In web 2.0, we saw the rise of platforms like Facebook, Google, and Twitter. A platform is a third party that enable value transfer between two parties (buyers and sellers). An example would be an ecommerce website that has a presence on these social media platforms, and by being on a popular platform, they can better attract new customers. The incentive for the platform is the opportunity for advertisement and data mining.
In this model, the platform extracts value and uses it to pay developers to improve the platform. Shareholders receive the net profit. This creates a positive reinforcement cycle of creating and monetizing value, and works well within the scope of a traditional, hierarchical corporation.
With web 3.0, the PSF business model leverages decentralized platforms. Like the web 2.0 model, there is a platform to connect two parties. Unlike web 2.0, there is little opportunity for advertising or data mining. Instead the end user chooses from a range of nearly-identical, decentralized ‘micro-platform’ options to find the economic partner they are trying to connect with.
The ‘micro-platforms’ are referred to as Mirrors, since they reflect the same data and operate in a combination of competition and cooperation (‘coopetition’). They cooperate in order to share data and so are largely interchangeable with one another from the end-user viewpoint. However, they compete with one another to be more attractive for the end-user (buyers or sellers) to use.
In this model, the operation of the platform by Mirrors is a separate economic activity from the activity of Devleopers who create the core software making up the platform. This is where tokens and non-custodial financial services (NCFS) become important.
An example would be a platform that creates a curated list of Tor websites. A Buyer of some economic service would go to a Mirror to find a Seller. The Mirrors share data, but may display them differently. They compete to make a better UI for the Buyer. They also compete to promote Sellers, a privilege that Sellers pay for.
Because the ‘coopetition’ between Mirrors is a full time job, they don’t want to take on the additional task of developing the core software. Therefore, each economic transaction handled by the Mirror software sends a small amount of cryptocurrency to the software development organization, to incentive them. This is possible because they wrote the software, and so the software by-default sends them a portion of each transaction.
This separates concerns and leads to great efficiency. Mirrors can focus on running the platform: connecting Buyers and Sellers, and competing with other Mirrors. The Developers can focus on what they do best, and be compensated for it. Each of the four parties are better off.
This separation of concerns is important for economic incentive, but it is also important for survival of each party. Mirrors have the option of running as a Tor hidden service, or openly on the web. By making it easy to create and operate a Mirror, it distributes the legal risk associated with operating any one Mirror. A Mirror can be created much faster than they can be taken down. This is important, since they are at the heart of the economic activity.

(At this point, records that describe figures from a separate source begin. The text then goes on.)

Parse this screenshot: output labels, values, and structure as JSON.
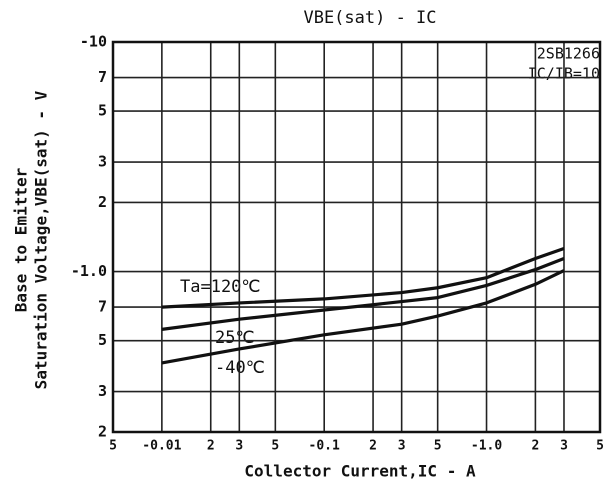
{
  "chart_data": {
    "type": "line",
    "title": "VBE(sat) - IC",
    "xlabel": "Collector Current,IC - A",
    "ylabel": [
      "Base to Emitter",
      "Saturation Voltage,VBE(sat) - V"
    ],
    "annotations": [
      "2SB1266",
      "IC/IB=10"
    ],
    "log_x": true,
    "log_y": true,
    "grid": true,
    "xlim": [
      0.005,
      5
    ],
    "ylim": [
      0.2,
      10
    ],
    "xticks": [
      {
        "value": 0.005,
        "label": "5"
      },
      {
        "value": 0.01,
        "label": "-0.01"
      },
      {
        "value": 0.02,
        "label": "2"
      },
      {
        "value": 0.03,
        "label": "3"
      },
      {
        "value": 0.05,
        "label": "5"
      },
      {
        "value": 0.1,
        "label": "-0.1"
      },
      {
        "value": 0.2,
        "label": "2"
      },
      {
        "value": 0.3,
        "label": "3"
      },
      {
        "value": 0.5,
        "label": "5"
      },
      {
        "value": 1,
        "label": "-1.0"
      },
      2,
      3,
      5
    ],
    "yticks": [
      {
        "value": 0.2,
        "label": "2"
      },
      {
        "value": 0.3,
        "label": "3"
      },
      {
        "value": 0.5,
        "label": "5"
      },
      {
        "value": 0.7,
        "label": "7"
      },
      {
        "value": 1,
        "label": "-1.0"
      },
      2,
      3,
      5,
      7,
      {
        "value": 10,
        "label": "-10"
      }
    ],
    "x": [
      0.01,
      0.03,
      0.1,
      0.3,
      0.5,
      1,
      2,
      3
    ],
    "series": [
      {
        "name": "Ta=120℃",
        "color": "#111111",
        "values": [
          0.7,
          0.73,
          0.76,
          0.81,
          0.85,
          0.94,
          1.14,
          1.26
        ]
      },
      {
        "name": "25℃",
        "color": "#111111",
        "values": [
          0.56,
          0.62,
          0.68,
          0.74,
          0.77,
          0.87,
          1.02,
          1.14
        ]
      },
      {
        "name": "-40℃",
        "color": "#111111",
        "values": [
          0.4,
          0.46,
          0.53,
          0.59,
          0.64,
          0.73,
          0.88,
          1.01
        ]
      }
    ]
  }
}
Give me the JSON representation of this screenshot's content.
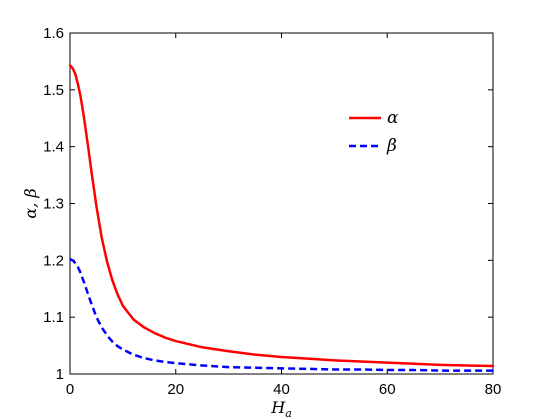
{
  "chart_data": {
    "type": "line",
    "title": "",
    "xlabel": "H_a",
    "xlabel_main": "H",
    "xlabel_sub": "a",
    "ylabel": "α, β",
    "xlim": [
      0,
      80
    ],
    "ylim": [
      1,
      1.6
    ],
    "xticks": [
      "0",
      "20",
      "40",
      "60",
      "80"
    ],
    "yticks": [
      "1",
      "1.1",
      "1.2",
      "1.3",
      "1.4",
      "1.5",
      "1.6"
    ],
    "grid": false,
    "legend_position": "upper-right",
    "series": [
      {
        "name": "α",
        "color": "#ff0000",
        "style": "solid",
        "x": [
          0,
          0.5,
          1,
          1.5,
          2,
          2.5,
          3,
          3.5,
          4,
          5,
          6,
          7,
          8,
          9,
          10,
          12,
          14,
          16,
          18,
          20,
          25,
          30,
          35,
          40,
          45,
          50,
          55,
          60,
          65,
          70,
          75,
          80
        ],
        "y": [
          1.543,
          1.538,
          1.528,
          1.51,
          1.488,
          1.46,
          1.428,
          1.395,
          1.36,
          1.295,
          1.24,
          1.198,
          1.165,
          1.14,
          1.12,
          1.096,
          1.082,
          1.072,
          1.064,
          1.058,
          1.047,
          1.04,
          1.034,
          1.03,
          1.027,
          1.024,
          1.022,
          1.02,
          1.018,
          1.016,
          1.015,
          1.014
        ]
      },
      {
        "name": "β",
        "color": "#0000ff",
        "style": "dashed",
        "x": [
          0,
          0.5,
          1,
          1.5,
          2,
          2.5,
          3,
          3.5,
          4,
          5,
          6,
          7,
          8,
          9,
          10,
          12,
          14,
          16,
          18,
          20,
          25,
          30,
          35,
          40,
          45,
          50,
          55,
          60,
          65,
          70,
          75,
          80
        ],
        "y": [
          1.202,
          1.2,
          1.195,
          1.188,
          1.178,
          1.165,
          1.152,
          1.138,
          1.125,
          1.1,
          1.082,
          1.068,
          1.057,
          1.049,
          1.043,
          1.034,
          1.028,
          1.024,
          1.021,
          1.019,
          1.015,
          1.012,
          1.011,
          1.01,
          1.009,
          1.008,
          1.008,
          1.007,
          1.007,
          1.006,
          1.006,
          1.006
        ]
      }
    ]
  }
}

This model can be expanded to a range of ecommerce applications. A few examples are email, search engines or curated lists, website hosting, file sharing, VPNs, and VPSs. This model ensures each economic actor can achieve their goal while minimizing the legal risk to each. Here are a few projects the PSF intends to pursue.
The above economic model ties into the token liquidity app and the use of NCFSs by burning tokens. A tiny portion of each transaction is sent to the token liquidity app with instructions to burn the tokens instead of the default behavior, which is to exchange BCH for tokens.
By taking tokens out of circulation, it causes the price for tokens to rise. This effectively passes value backwards in the supply chain. Developers who have already been compensated in tokens, who have been holding them and waiting for the price to increase, can cash out into BCH and then into their local fiat.